Free Radio San Diego

San Diego, California; United States;
- Frequency: 96.9 (MHz)
- Branding: Free Radio San Diego

Programming
- Format: Freeform

Ownership
- Owner: Unknown

History
- First air date: October 13, 2002

Technical information
- Class: Pirate
- ERP: 1,000 watts^{[citation needed]}
- Transmitter coordinates: 32°43′34″N 117°07′24″W﻿ / ﻿32.726211°N 117.123420°W

Links
- Website: web.archive.org/web/20050929102035/http://pirate969.org/

= Free Radio San Diego =

Free Radio San Diego (96.9 FM) was an unlicensed radio station located in San Diego, California. The founders claim that its creation was a reaction to Federal Communications Commission restrictions on new radio licenses. They provided a commercial-free unlicensed broadcast beginning on October 13, 2002 — with occasional interruptions due to FCC raids and technical issues. The open-format music selection was chosen by DJ preference but was weighted towards punk rock. Also featured were syndicated news programs such as Democracy Now! and Free Speech Radio News.

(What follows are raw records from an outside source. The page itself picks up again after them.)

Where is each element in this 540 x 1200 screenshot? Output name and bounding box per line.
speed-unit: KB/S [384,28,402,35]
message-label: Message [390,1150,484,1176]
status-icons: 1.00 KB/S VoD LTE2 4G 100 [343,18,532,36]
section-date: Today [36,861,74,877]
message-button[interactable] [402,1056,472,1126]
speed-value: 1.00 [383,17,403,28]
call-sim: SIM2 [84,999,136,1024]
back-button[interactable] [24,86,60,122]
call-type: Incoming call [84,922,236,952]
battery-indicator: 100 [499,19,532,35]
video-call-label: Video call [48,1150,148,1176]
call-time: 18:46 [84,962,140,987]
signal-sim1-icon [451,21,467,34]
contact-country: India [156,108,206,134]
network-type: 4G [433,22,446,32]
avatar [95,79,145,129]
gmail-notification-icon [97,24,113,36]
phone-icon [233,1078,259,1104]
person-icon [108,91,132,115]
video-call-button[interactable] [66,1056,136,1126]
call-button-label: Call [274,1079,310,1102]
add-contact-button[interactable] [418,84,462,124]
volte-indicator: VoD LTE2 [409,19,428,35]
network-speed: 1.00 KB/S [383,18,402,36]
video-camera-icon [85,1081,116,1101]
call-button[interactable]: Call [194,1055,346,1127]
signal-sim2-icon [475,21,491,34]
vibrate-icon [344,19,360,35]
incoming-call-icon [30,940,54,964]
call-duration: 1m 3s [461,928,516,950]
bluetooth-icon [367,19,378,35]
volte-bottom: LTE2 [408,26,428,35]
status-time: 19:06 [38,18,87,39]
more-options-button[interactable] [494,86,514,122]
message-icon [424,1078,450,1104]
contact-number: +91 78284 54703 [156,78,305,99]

==FCC enforcement actions==
On July 21, 2005, U.S. Marshals and the Federal Communications Commission carried out a raid against Free Radio San Diego, effectively seizing all of their broadcast equipment. The station resumed broadcasting three months later from a new location.

The station did not broadcast over-the-air from January to October 2007, as a result of a $10,000 Notice Of Apparent Liability (NAL) For Forfeiture, which was later reduced to $750. However, it continued to broadcast online, via Internet.

As of January 2021, Christian radio station KRTM, based in Murrieta, California, is using the 96.9 frequency for K245AI, a licensed broadcast translator of their main station. This translator on the same frequency is now used for Latin pop station KLQV, owned by Univision Communications.